Secondo la CNN, solo il 2% dei 5,3 miliardi di dollari di aiuti promessi durante la UN Donors Conference del 31 marzo 2010 sono stati effettivamente erogati.
Circa 1,5 milioni di persone vivono in rifugi di fortuna costruiti con legno, lamine, teli oppure in tende e strutture temporanee distribuite dalla comunità internazionale e dalle organizzazioni umanitarie. La maggior parte dei campi per sfollati sono in condizioni igieniche precarie e sovraffollati. La situazione è aggravata dalla povertà e dall'esclusione sociale.
Port-au-Prince, la capitale, è oggi un enorme campo per sfollati. Il terremoto ha provocato nella città la morte di 140.000 persone, un numero elevato di disabili e minori orfani, la distruzione di circa 70.000 edifici e il danneggiamento delle infrastrutture più importanti. Già prima del terremoto le condizioni igienico-sanitarie in città erano disastrose, per l'assenza di acquedotti, fogne e discariche.
Le forti piogge che stanno cadendo da maggio hanno rovinato le tende e i rifugi temporanei, provocando inoltre l'inondazione di alcuni campi. E' difficile sgomberare i campi e trovare nuovi spazi per gli sfollati perché i terreni disponibili sono pochi, in parte ancora occupati dalle macerie oppure oggetto di conflitti sociali relativamente alla proprietà.
A fine settembre un’altra ondata di piogge torrenziali ha provocato danni, inondazione di strade e purtroppo anche alcune vittime. Nei campi di accoglienza molte tende (gia fortemente deteriorate dalle piogge dei giorni scorsi) sono state distrutte.
A Léogane, dove è in corso l’intervento de L’Albero della Vita con MLAL, la situazione nelle scuole è tranquilla. A Wharf Jeremie, uno dei quartieri più poveri di Port-au-Prince, la tenda della protezione civile che ospitava la vecchia clinica è volata via mentre la nuova clinica non ha fortunatamente riportato danni.

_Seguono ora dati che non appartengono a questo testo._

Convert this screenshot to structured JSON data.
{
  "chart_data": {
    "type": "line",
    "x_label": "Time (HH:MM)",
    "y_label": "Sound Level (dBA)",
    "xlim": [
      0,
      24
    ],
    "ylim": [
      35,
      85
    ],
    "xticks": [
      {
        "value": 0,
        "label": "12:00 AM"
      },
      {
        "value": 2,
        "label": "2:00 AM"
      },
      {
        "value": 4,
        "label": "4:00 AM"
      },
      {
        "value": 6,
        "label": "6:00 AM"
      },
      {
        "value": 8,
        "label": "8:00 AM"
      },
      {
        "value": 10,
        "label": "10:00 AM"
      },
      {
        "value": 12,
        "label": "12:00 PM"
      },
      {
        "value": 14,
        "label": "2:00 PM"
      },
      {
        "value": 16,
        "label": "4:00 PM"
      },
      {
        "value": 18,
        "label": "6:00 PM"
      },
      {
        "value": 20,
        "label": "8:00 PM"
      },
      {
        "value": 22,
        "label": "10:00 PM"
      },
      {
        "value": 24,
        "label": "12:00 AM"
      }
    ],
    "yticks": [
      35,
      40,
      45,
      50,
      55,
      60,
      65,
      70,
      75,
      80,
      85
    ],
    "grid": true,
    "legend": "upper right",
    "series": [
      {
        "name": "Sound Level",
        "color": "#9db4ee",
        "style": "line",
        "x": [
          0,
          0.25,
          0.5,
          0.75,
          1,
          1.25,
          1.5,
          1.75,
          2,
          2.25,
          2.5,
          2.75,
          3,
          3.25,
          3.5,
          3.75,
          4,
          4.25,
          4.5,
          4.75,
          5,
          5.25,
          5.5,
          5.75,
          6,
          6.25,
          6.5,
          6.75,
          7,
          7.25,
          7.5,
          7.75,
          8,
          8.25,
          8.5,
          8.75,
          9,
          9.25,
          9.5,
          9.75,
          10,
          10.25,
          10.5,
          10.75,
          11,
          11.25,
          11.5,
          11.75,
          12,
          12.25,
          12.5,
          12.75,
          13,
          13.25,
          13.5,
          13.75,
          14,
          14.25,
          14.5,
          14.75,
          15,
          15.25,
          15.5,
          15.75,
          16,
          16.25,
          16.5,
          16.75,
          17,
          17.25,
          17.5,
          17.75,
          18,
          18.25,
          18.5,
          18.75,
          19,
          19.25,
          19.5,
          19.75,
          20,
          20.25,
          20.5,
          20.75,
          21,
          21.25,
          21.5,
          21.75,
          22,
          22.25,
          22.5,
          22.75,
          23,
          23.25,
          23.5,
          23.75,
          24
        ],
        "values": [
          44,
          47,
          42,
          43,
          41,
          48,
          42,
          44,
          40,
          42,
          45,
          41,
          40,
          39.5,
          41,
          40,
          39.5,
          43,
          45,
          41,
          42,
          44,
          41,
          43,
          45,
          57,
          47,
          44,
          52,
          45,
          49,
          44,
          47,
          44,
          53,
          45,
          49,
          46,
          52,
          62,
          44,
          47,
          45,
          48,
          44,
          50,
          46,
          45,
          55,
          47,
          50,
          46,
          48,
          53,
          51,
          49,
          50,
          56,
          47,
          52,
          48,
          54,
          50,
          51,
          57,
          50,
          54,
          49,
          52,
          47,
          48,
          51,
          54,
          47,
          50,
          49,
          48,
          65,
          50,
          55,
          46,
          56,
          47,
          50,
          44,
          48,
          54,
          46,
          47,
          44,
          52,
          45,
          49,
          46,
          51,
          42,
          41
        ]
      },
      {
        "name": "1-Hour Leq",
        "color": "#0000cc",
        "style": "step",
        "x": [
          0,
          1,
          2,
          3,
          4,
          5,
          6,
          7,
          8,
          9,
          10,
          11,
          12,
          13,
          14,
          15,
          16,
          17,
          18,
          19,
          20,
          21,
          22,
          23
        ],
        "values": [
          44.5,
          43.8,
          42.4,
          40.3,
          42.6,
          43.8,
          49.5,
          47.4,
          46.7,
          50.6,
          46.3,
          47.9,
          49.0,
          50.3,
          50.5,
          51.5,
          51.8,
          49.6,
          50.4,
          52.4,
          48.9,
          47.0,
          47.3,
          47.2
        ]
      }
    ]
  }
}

Il progetto avviato da L'Albero della Vita insieme a MLAL punta a sostenere il processo di riattivazione delle attività scolastiche ed educative in 8 scuole materne ed elementari attraverso la fornitura di strutture scolastiche temporanee (tende o prefabbricati in legno) e kit scolastici per alunni, insegnanti e personale amministrativo. Il progetto prevede inoltre il miglioramento della qualità dell'insegnamento attraverso la formazione degli insegnanti. I beneficiari sono 1500 bambini e 80 insegnanti.
Il personale scolastico ha già partecipato a corsi di formazione sulla gestione dei rischi provocati dai disastri naturali; anche per gli alunni sono previste attività di sostegno psicosociale con l'obiettivo di favorire il ritorno alla normalità.
A breve L'Albero della Vita, attraverso il programma Medici in Prima Linea, inizierà a sostenere la clinica San Franswa, nel quartiere Wharf Jeremie, uno dei più poveri di Port-au-Prince. Obiettivo dell'intervento è promuovere e tutelare il diritto alla salute dei bambini attraverso attività di assistenza medico-sanitaria (fornitura di medicinali e di equipaggiamento), programmi di sostegno nutrizionale, formazione di personale paramedico e sensibilizzazione della popolazione sui comportamenti da adottare per proteggere al salute.